AMD Announces ARM-based "K12" Custom Core, Pin-Compatible x86/ARM Chips Coming In 2015

Ever since AMD announced it would build an ARM processor, there've been questions about how the company would balance its x86 and ARM obligations and product lines. Today, the company gave a major update to how it sees the future of these products. This year, AMD will debut its first Cortex-A57 based server (codenamed Seattle). In 2015, AMD will launch a 20nm SoC family around the new Puma+ core and a second-gen Cortex-A57 chip -- and those two CPUs will be drop-in compatible with each other (codenamed Project Skybridge). In 2016, AMD will follow up with its own custom ARM architecture implementation.



One of the major changes coming next year is that both the ARM and x86 chips will apparently be HSA-compatible. Right now, AMD's Puma+ SoC on 28nm isn't HSA-capable -- these changes imply that AMD will do some major fabric upgrades in-between the 28nm and 20nm dies to integrate HSA functions and standardize the GPU IP across both chips. AMD didn't specify if it would upgrade the GPU at the heart of the architecture, but we're guessing the company will at least bump the feature set from GCN 1.0 to GCN 1.1 along with the HSA upgrade and the ARM socket compatibility. The two chips likely share a memory controller and southbridge as well, and the 20nm bump will give both the ARM and x86 cores improved power consumption and performance-per-watt over current gen products.
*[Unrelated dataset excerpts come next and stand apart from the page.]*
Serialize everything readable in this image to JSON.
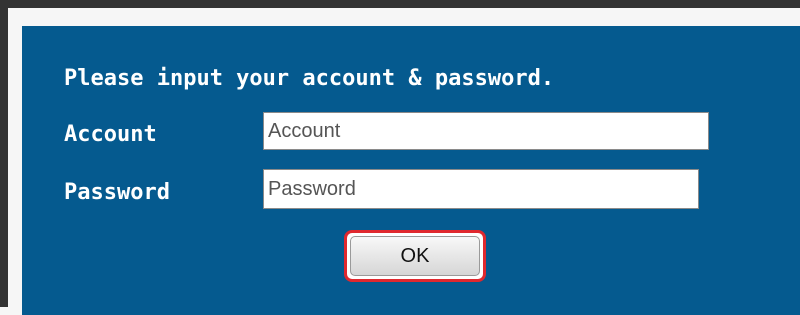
{
  "login": {
    "prompt": "Please input your account & password.",
    "account_label": "Account",
    "account_placeholder": "Account",
    "account_value": "",
    "password_label": "Password",
    "password_placeholder": "Password",
    "password_value": "",
    "ok_label": "OK"
  },
  "colors": {
    "panel_background": "#055a8f",
    "ok_highlight": "#e0282e"
  }
}
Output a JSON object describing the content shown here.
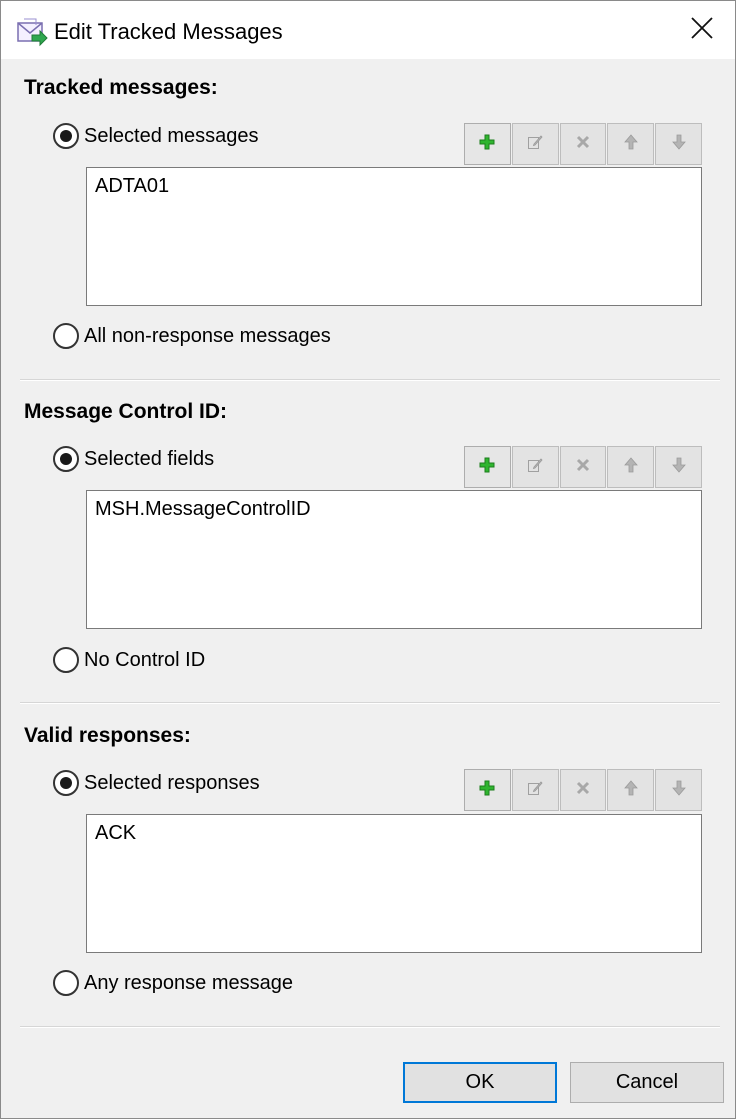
{
  "window": {
    "title": "Edit Tracked Messages"
  },
  "sections": [
    {
      "heading": "Tracked messages:",
      "options": [
        {
          "label": "Selected messages",
          "checked": true
        },
        {
          "label": "All non-response messages",
          "checked": false
        }
      ],
      "items": [
        "ADTA01"
      ]
    },
    {
      "heading": "Message Control ID:",
      "options": [
        {
          "label": "Selected fields",
          "checked": true
        },
        {
          "label": "No Control ID",
          "checked": false
        }
      ],
      "items": [
        "MSH.MessageControlID"
      ]
    },
    {
      "heading": "Valid responses:",
      "options": [
        {
          "label": "Selected responses",
          "checked": true
        },
        {
          "label": "Any response message",
          "checked": false
        }
      ],
      "items": [
        "ACK"
      ]
    }
  ],
  "toolbar": {
    "buttons": [
      {
        "icon": "add-icon",
        "enabled": true
      },
      {
        "icon": "edit-icon",
        "enabled": false
      },
      {
        "icon": "delete-icon",
        "enabled": false
      },
      {
        "icon": "move-up-icon",
        "enabled": false
      },
      {
        "icon": "move-down-icon",
        "enabled": false
      }
    ]
  },
  "footer": {
    "ok_label": "OK",
    "cancel_label": "Cancel"
  },
  "colors": {
    "accent": "#0078d7",
    "add_green": "#2fb52f",
    "disabled_icon": "#a0a0a0"
  }
}
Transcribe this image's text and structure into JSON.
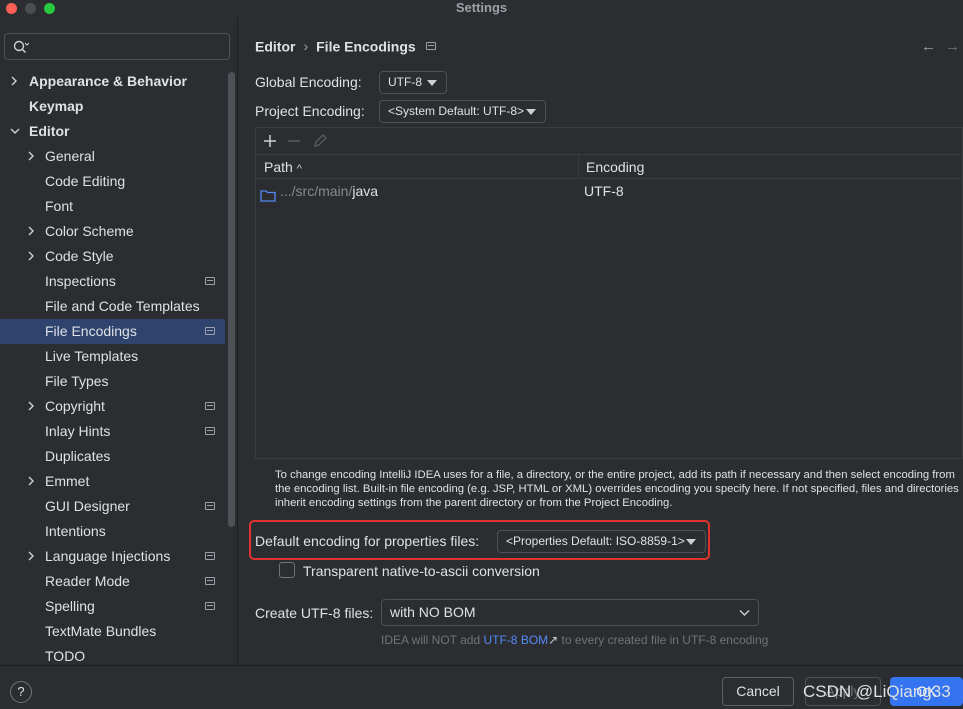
{
  "window": {
    "title": "Settings"
  },
  "search": {
    "value": "",
    "placeholder": ""
  },
  "sidebar": {
    "items": [
      {
        "label": "Appearance & Behavior"
      },
      {
        "label": "Keymap"
      },
      {
        "label": "Editor"
      },
      {
        "label": "General"
      },
      {
        "label": "Code Editing"
      },
      {
        "label": "Font"
      },
      {
        "label": "Color Scheme"
      },
      {
        "label": "Code Style"
      },
      {
        "label": "Inspections"
      },
      {
        "label": "File and Code Templates"
      },
      {
        "label": "File Encodings"
      },
      {
        "label": "Live Templates"
      },
      {
        "label": "File Types"
      },
      {
        "label": "Copyright"
      },
      {
        "label": "Inlay Hints"
      },
      {
        "label": "Duplicates"
      },
      {
        "label": "Emmet"
      },
      {
        "label": "GUI Designer"
      },
      {
        "label": "Intentions"
      },
      {
        "label": "Language Injections"
      },
      {
        "label": "Reader Mode"
      },
      {
        "label": "Spelling"
      },
      {
        "label": "TextMate Bundles"
      },
      {
        "label": "TODO"
      }
    ]
  },
  "breadcrumb": {
    "parent": "Editor",
    "separator": "›",
    "current": "File Encodings"
  },
  "nav": {
    "back": "←",
    "forward": "→"
  },
  "global_encoding": {
    "label": "Global Encoding:",
    "value": "UTF-8"
  },
  "project_encoding": {
    "label": "Project Encoding:",
    "value": "<System Default: UTF-8>"
  },
  "table": {
    "columns": {
      "path": "Path",
      "sort_indicator": "^",
      "encoding": "Encoding"
    },
    "rows": [
      {
        "path_prefix": ".../src/main/",
        "path_name": "java",
        "encoding": "UTF-8"
      }
    ]
  },
  "help_text": "To change encoding IntelliJ IDEA uses for a file, a directory, or the entire project, add its path if necessary and then select encoding from the encoding list. Built-in file encoding (e.g. JSP, HTML or XML) overrides encoding you specify here. If not specified, files and directories inherit encoding settings from the parent directory or from the Project Encoding.",
  "properties_encoding": {
    "label": "Default encoding for properties files:",
    "value": "<Properties Default: ISO-8859-1>"
  },
  "native_to_ascii": {
    "label": "Transparent native-to-ascii conversion",
    "checked": false
  },
  "utf8_files": {
    "label": "Create UTF-8 files:",
    "value": "with NO BOM"
  },
  "bom_note": {
    "before": "IDEA will NOT add ",
    "link": "UTF-8 BOM",
    "arrow": "↗",
    "after": " to every created file in UTF-8 encoding"
  },
  "buttons": {
    "help": "?",
    "cancel": "Cancel",
    "apply": "Apply",
    "ok": "OK"
  },
  "watermark": "CSDN @LiQiang33",
  "colors": {
    "selection": "#2e436e",
    "highlight": "#e0322d",
    "primary": "#3574f0",
    "link": "#548af7",
    "folder": "#548af7"
  }
}
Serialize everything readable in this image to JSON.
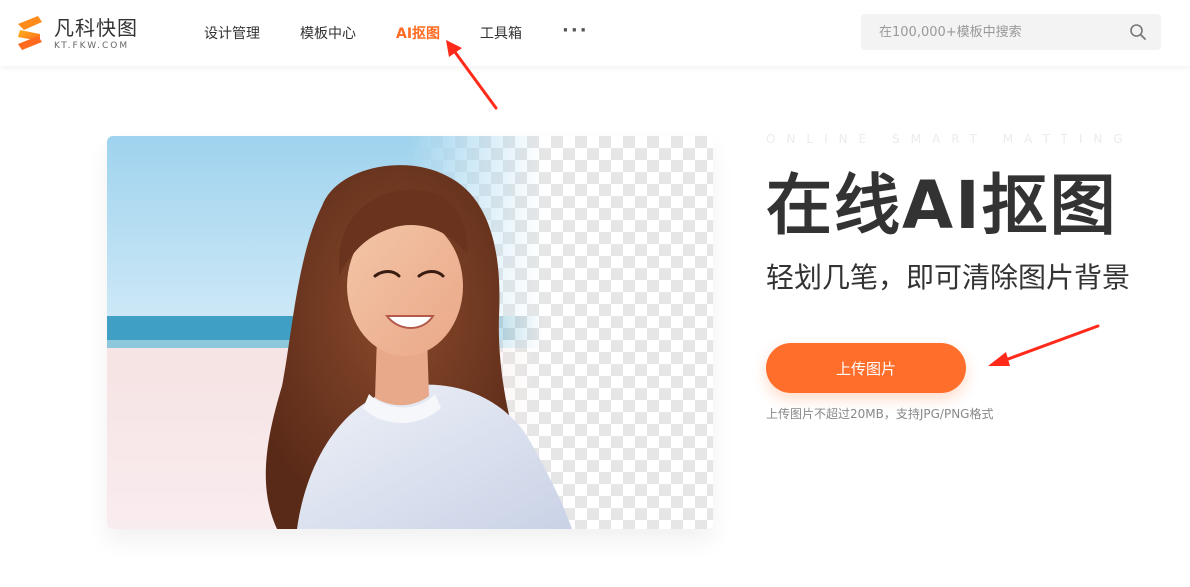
{
  "header": {
    "logo_name": "凡科快图",
    "logo_domain": "KT.FKW.COM",
    "nav": [
      {
        "label": "设计管理",
        "active": false
      },
      {
        "label": "模板中心",
        "active": false
      },
      {
        "label": "AI抠图",
        "active": true
      },
      {
        "label": "工具箱",
        "active": false
      }
    ],
    "more_label": "···",
    "search": {
      "placeholder": "在100,000+模板中搜索",
      "value": ""
    }
  },
  "hero": {
    "eyebrow": "ONLINE SMART MATTING",
    "title": "在线AI抠图",
    "subtitle": "轻划几笔，即可清除图片背景",
    "upload_label": "上传图片",
    "hint": "上传图片不超过20MB，支持JPG/PNG格式"
  },
  "colors": {
    "accent": "#ff6e2a",
    "active_nav": "#ff6b22",
    "annotation_arrow": "#ff2a1a"
  },
  "icons": {
    "logo": "logo-s-icon",
    "search": "search-icon",
    "more": "more-dots-icon"
  }
}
These announcements are a major shift in strategy for AMD, which has always pursued an x86-centric strategy. Up until now, it looked like the move towards ARM servers might be a side business confined to the lucrative server market -- an edge play to see if AMD could gain market share in a hot area, but not a sustained focus for the company's business. That's now off the table; AMD is clearly committing to a combined x86 / ARM roadmap across the entire product segment.

As for the 16nm ARM core, codenamed K12, AMD was cagey about its benefits or capabilities beyond noting that it's a clean design based on the ARM architecture. As we discussed a year ago, most companies that license ARM cores actually license the physical design for a Cortex-A9, A7, or A15, but the company does offer an alternative architecture license. Only a few companies have historically gone this route (Qualcomm and Apple are two of the biggest), so AMD is entering a new field by competing with an architectural implementation of its own making. The company's custom architecture will be ready by 2016, and will likely debut on either TSMC's 16nm FinFET or GlobalFoundries' 14nm process nodes.



Finally, there's word that AMD has also built a new x86 architecture under Jim Keller. Keller stated that the new architecture will be "from scratch," but gave no other details on its design. A new microarchitecture could still leverage lessons learned from the Jaguar and Bulldozer products without necessarily inheriting IP from either part, though we'd be surprised if the chip was a completely new design -- history has typically demonstrated that evolving older architectures is typically a better path than inventing new ones out of cloth. Then again, after Bulldozer, AMD may have decided it needed a fundamentally new approach.

Interestingly, while Project Skybridge is advertising x86/ARM SoC pin compatibility in the same socket, there's no word on whether the 2016 core will continue that trend. Presumably it will, unless AMD has turned to other methods for ensuring that x86 and ARM code can run on the same silicon.